Abernathy Emily, Cabezas Cesar, Sun Hong, Zheng Qi, Chen Min-hsin, Castillo-Solorzano Carlos, Ortiz Ana Cecilia, Osores Fernando, Oliveira Lucia, Whittembury Alvaro, Andrus Jon K, Helfand Rita F, Icenogle Joseph
National Center for Immunizations and Respiratory Diseases, Centers for Disease Control and Prevention, 1600 Clifton Rd., Mail Stop C-22, Atlanta, GA 30333, USA.
J Clin Microbiol. 2009 Jan;47(1):182-8. doi: 10.1128/JCM.01231-08. Epub 2008 Nov 12.
Rubella virus infection is typically diagnosed by the identification of rubella virus-specific immunoglobulin M (IgM) antibodies in serum, but approximately 50% of serum samples from rubella cases collected on the day of rash onset are negative for rubella virus-specific IgM. The ability to detect IgM in sera and oral fluids was compared with the ability to detect rubella virus RNA in oral fluids by reverse transcription-PCR (RT-PCR) by using paired samples taken within the first 4 days after rash onset from suspected rubella cases during an outbreak in Perú. Sera were tested for IgM by both indirect and capture enzyme immunoassays (EIAs), and oral fluids were tested for IgM by a capture EIA. Tests for IgM in serum were more sensitive for the confirmation of rubella than the test for IgM in oral fluid during the 4 days after rash onset. RT-PCR confirmed more suspected cases than serum IgM tests on days 1 and 2 after rash onset. The methods confirmed approximately the same number of cases on days 3 and 4 after rash onset. However, a few cases were detected by serum IgM tests but not by RT-PCR even on the day of rash onset. Nine RT-PCR-positive oral fluid specimens were shown to contain rubella virus sequences of genotype 1C. In summary, RT-PCR testing of oral fluid confirmed more rubella cases than IgM testing of either serum or oral fluid samples collected in the first 2 days after rash onset; the maximum number of confirmations of rubella cases was obtained by combining RT-PCR and serology testing.
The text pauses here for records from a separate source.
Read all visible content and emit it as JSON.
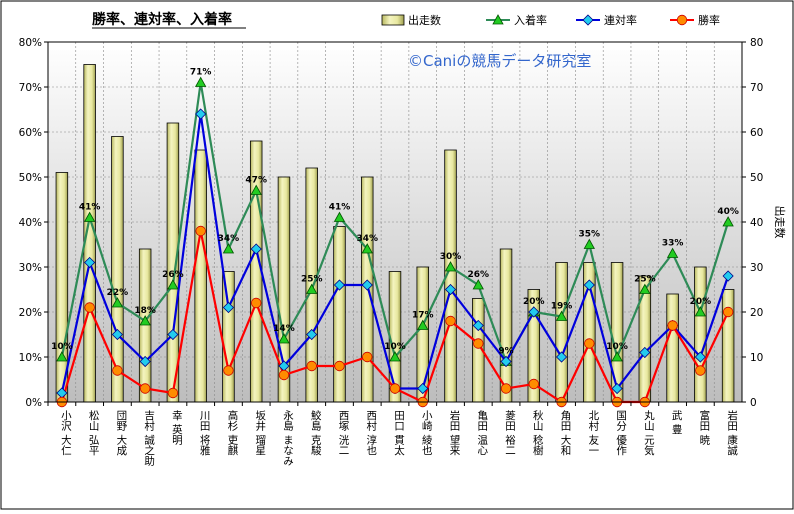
{
  "chart_data": {
    "type": "bar+line",
    "title": "勝率、連対率、入着率",
    "watermark": "©Caniの競馬データ研究室",
    "y2label": "出走数",
    "ylim": [
      0,
      80
    ],
    "y2lim": [
      0,
      80
    ],
    "yticks": [
      "0%",
      "10%",
      "20%",
      "30%",
      "40%",
      "50%",
      "60%",
      "70%",
      "80%"
    ],
    "y2ticks": [
      "0",
      "10",
      "20",
      "30",
      "40",
      "50",
      "60",
      "70",
      "80"
    ],
    "categories": [
      "小沢 大仁",
      "松山 弘平",
      "団野 大成",
      "吉村 誠之助",
      "幸 英明",
      "川田 将雅",
      "高杉 吏麒",
      "坂井 瑠星",
      "永島 まなみ",
      "鮫島 克駿",
      "西塚 洸二",
      "西村 淳也",
      "田口 貫太",
      "小崎 綾也",
      "岩田 望来",
      "亀田 温心",
      "菱田 裕二",
      "秋山 稔樹",
      "角田 大和",
      "北村 友一",
      "国分 優作",
      "丸山 元気",
      "武 豊",
      "富田 暁",
      "岩田 康誠"
    ],
    "series": [
      {
        "name": "出走数",
        "type": "bar",
        "color": "#e8e8a0",
        "values": [
          51,
          75,
          59,
          34,
          62,
          56,
          29,
          58,
          50,
          52,
          39,
          50,
          29,
          30,
          56,
          23,
          34,
          25,
          31,
          31,
          31,
          28,
          24,
          30,
          25
        ]
      },
      {
        "name": "入着率",
        "type": "line",
        "color": "#2e8b57",
        "marker": "triangle",
        "markerColor": "#22cc22",
        "values": [
          10,
          41,
          22,
          18,
          26,
          71,
          34,
          47,
          14,
          25,
          41,
          34,
          10,
          17,
          30,
          26,
          9,
          20,
          19,
          35,
          10,
          25,
          33,
          20,
          40
        ]
      },
      {
        "name": "連対率",
        "type": "line",
        "color": "#0000dd",
        "marker": "diamond",
        "markerColor": "#22ccee",
        "values": [
          2,
          31,
          15,
          9,
          15,
          64,
          21,
          34,
          8,
          15,
          26,
          26,
          3,
          3,
          25,
          17,
          9,
          20,
          10,
          26,
          3,
          11,
          17,
          10,
          28
        ]
      },
      {
        "name": "勝率",
        "type": "line",
        "color": "#ff0000",
        "marker": "circle",
        "markerColor": "#ff8c00",
        "values": [
          0,
          21,
          7,
          3,
          2,
          38,
          7,
          22,
          6,
          8,
          8,
          10,
          3,
          0,
          18,
          13,
          3,
          4,
          0,
          13,
          0,
          0,
          17,
          7,
          20
        ]
      }
    ],
    "data_labels": [
      "10%",
      "41%",
      "22%",
      "18%",
      "26%",
      "71%",
      "34%",
      "47%",
      "14%",
      "25%",
      "41%",
      "34%",
      "10%",
      "17%",
      "30%",
      "26%",
      "9%",
      "20%",
      "19%",
      "35%",
      "10%",
      "25%",
      "33%",
      "20%",
      "40%"
    ],
    "legend_position": "top-right",
    "grid": true
  }
}
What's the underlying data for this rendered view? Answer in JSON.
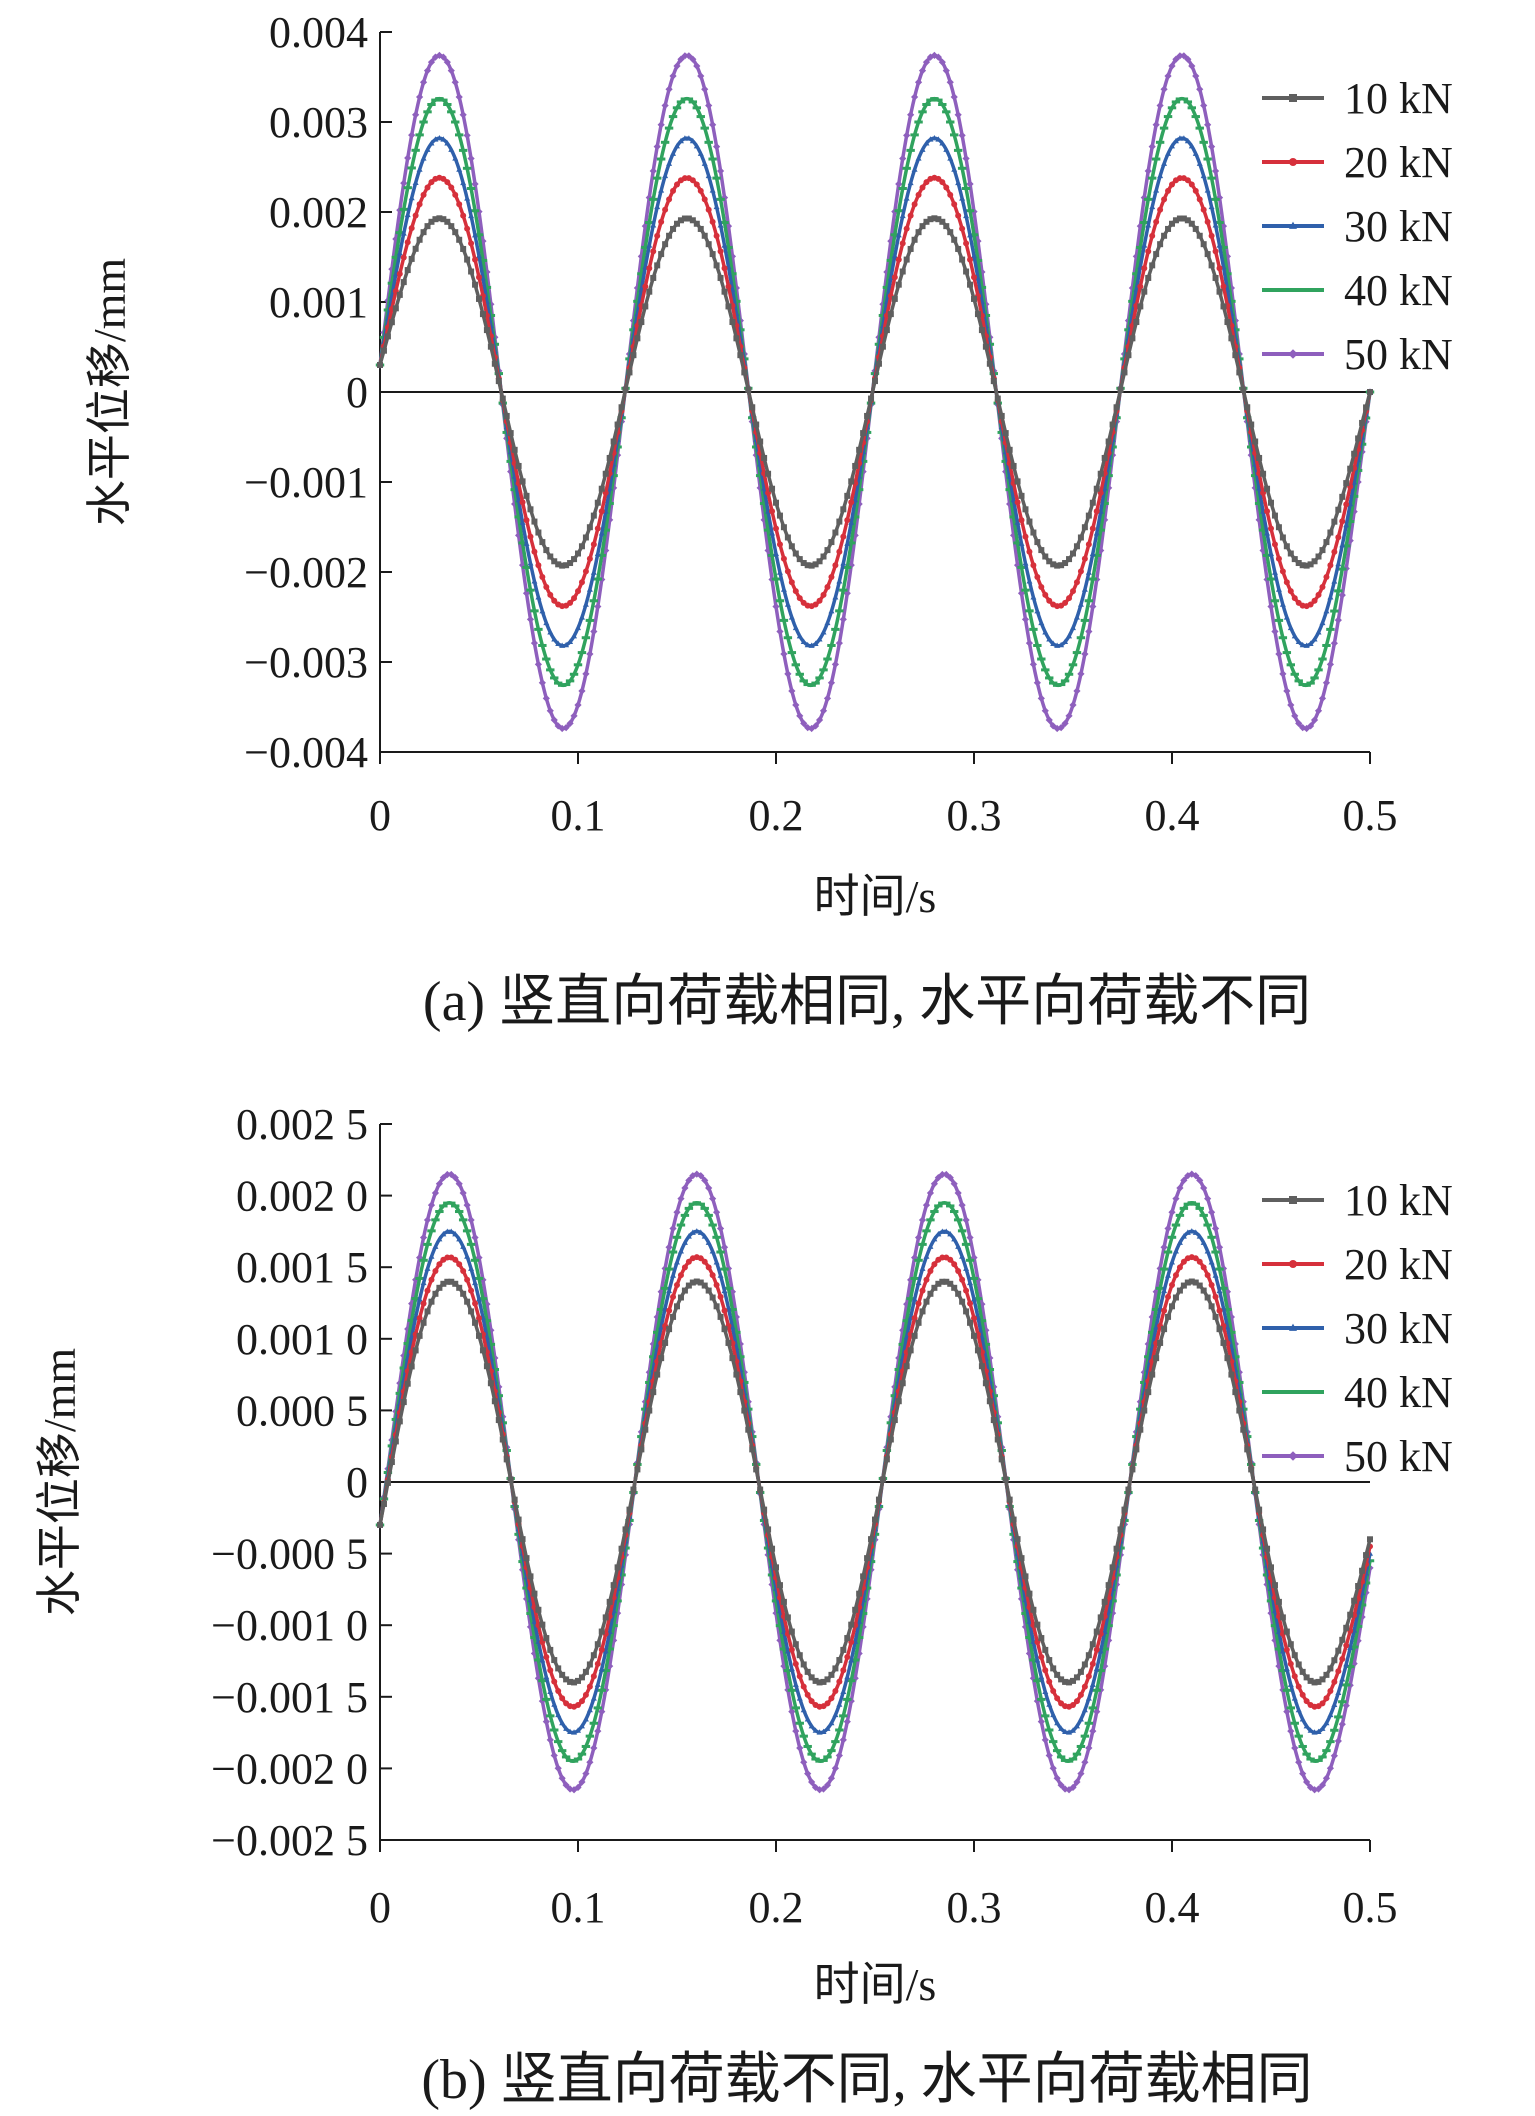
{
  "chart_data": [
    {
      "type": "line",
      "caption": "(a) 竖直向荷载相同, 水平向荷载不同",
      "xlabel": "时间/s",
      "ylabel": "水平位移/mm",
      "xlim": [
        0,
        0.5
      ],
      "ylim": [
        -0.004,
        0.004
      ],
      "xticks": [
        "0",
        "0.1",
        "0.2",
        "0.3",
        "0.4",
        "0.5"
      ],
      "yticks": [
        "0.004",
        "0.003",
        "0.002",
        "0.001",
        "0",
        "−0.001",
        "−0.002",
        "−0.003",
        "−0.004"
      ],
      "legend_position": "top-right",
      "grid": false,
      "period": 0.125,
      "peak_times": [
        0.03,
        0.155,
        0.28,
        0.405
      ],
      "trough_times": [
        0.0925,
        0.2175,
        0.3425,
        0.4675
      ],
      "series": [
        {
          "name": "10 kN",
          "color": "#5f5f5f",
          "amplitude": 0.00193,
          "y_at_0": 0.0003,
          "y_at_end": 0.0
        },
        {
          "name": "20 kN",
          "color": "#d6303b",
          "amplitude": 0.00238,
          "y_at_0": 0.0003,
          "y_at_end": 0.0
        },
        {
          "name": "30 kN",
          "color": "#2f60ab",
          "amplitude": 0.00282,
          "y_at_0": 0.0003,
          "y_at_end": 0.0
        },
        {
          "name": "40 kN",
          "color": "#30a35e",
          "amplitude": 0.00326,
          "y_at_0": 0.0003,
          "y_at_end": 0.0
        },
        {
          "name": "50 kN",
          "color": "#8e5fbd",
          "amplitude": 0.00374,
          "y_at_0": 0.0003,
          "y_at_end": 0.0
        }
      ]
    },
    {
      "type": "line",
      "caption": "(b) 竖直向荷载不同, 水平向荷载相同",
      "xlabel": "时间/s",
      "ylabel": "水平位移/mm",
      "xlim": [
        0,
        0.5
      ],
      "ylim": [
        -0.0025,
        0.0025
      ],
      "xticks": [
        "0",
        "0.1",
        "0.2",
        "0.3",
        "0.4",
        "0.5"
      ],
      "yticks": [
        "0.002 5",
        "0.002 0",
        "0.001 5",
        "0.001 0",
        "0.000 5",
        "0",
        "−0.000 5",
        "−0.001 0",
        "−0.001 5",
        "−0.002 0",
        "−0.002 5"
      ],
      "legend_position": "top-right",
      "grid": false,
      "period": 0.125,
      "peak_times": [
        0.035,
        0.16,
        0.285,
        0.41
      ],
      "trough_times": [
        0.0975,
        0.2225,
        0.3475,
        0.4725
      ],
      "series": [
        {
          "name": "10 kN",
          "color": "#5f5f5f",
          "amplitude": 0.0014,
          "y_at_0": -0.0003,
          "y_at_end": -0.0004
        },
        {
          "name": "20 kN",
          "color": "#d6303b",
          "amplitude": 0.00157,
          "y_at_0": -0.0003,
          "y_at_end": -0.00045
        },
        {
          "name": "30 kN",
          "color": "#2f60ab",
          "amplitude": 0.00175,
          "y_at_0": -0.0003,
          "y_at_end": -0.0005
        },
        {
          "name": "40 kN",
          "color": "#30a35e",
          "amplitude": 0.00195,
          "y_at_0": -0.0003,
          "y_at_end": -0.00055
        },
        {
          "name": "50 kN",
          "color": "#8e5fbd",
          "amplitude": 0.00215,
          "y_at_0": -0.0003,
          "y_at_end": -0.0006
        }
      ]
    }
  ]
}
风疹病毒感染通常通过检测血清中风疹病毒特异性免疫球蛋白M(IgM)抗体来诊断,但在皮疹出现当天采集的风疹病例血清样本中,约50%的样本风疹病毒特异性IgM呈阴性。在秘鲁一次疫情期间,对疑似风疹病例在皮疹出现后的前4天内采集的配对样本,比较了血清和口腔液中检测IgM的能力与通过逆转录聚合酶链反应(RT-PCR)检测口腔液中风疹病毒RNA的能力。血清通过间接和捕获酶免疫测定(EIA)检测IgM,口腔液通过捕获EIA检测IgM。在皮疹出现后的4天内,血清中IgM检测对于风疹确诊比口腔液中IgM检测更敏感。在皮疹出现后的第1天和第2天,RT-PCR确诊的疑似病例比血清IgM检测更多。在皮疹出现后的第3天和第4天,两种方法确诊的病例数大致相同。然而,即使在皮疹出现当天,也有一些病例通过血清IgM检测被检测到,但未通过RT-PCR检测到。9份RT-PCR阳性的口腔液标本显示含有1C基因型的风疹病毒序列。总之,对口腔液进行RT-PCR检测确诊的风疹病例比在皮疹出现后的前两天采集的血清或口腔液样本进行IgM检测更多;通过将RT-PCR和血清学检测相结合可获得最多的风疹病例确诊数。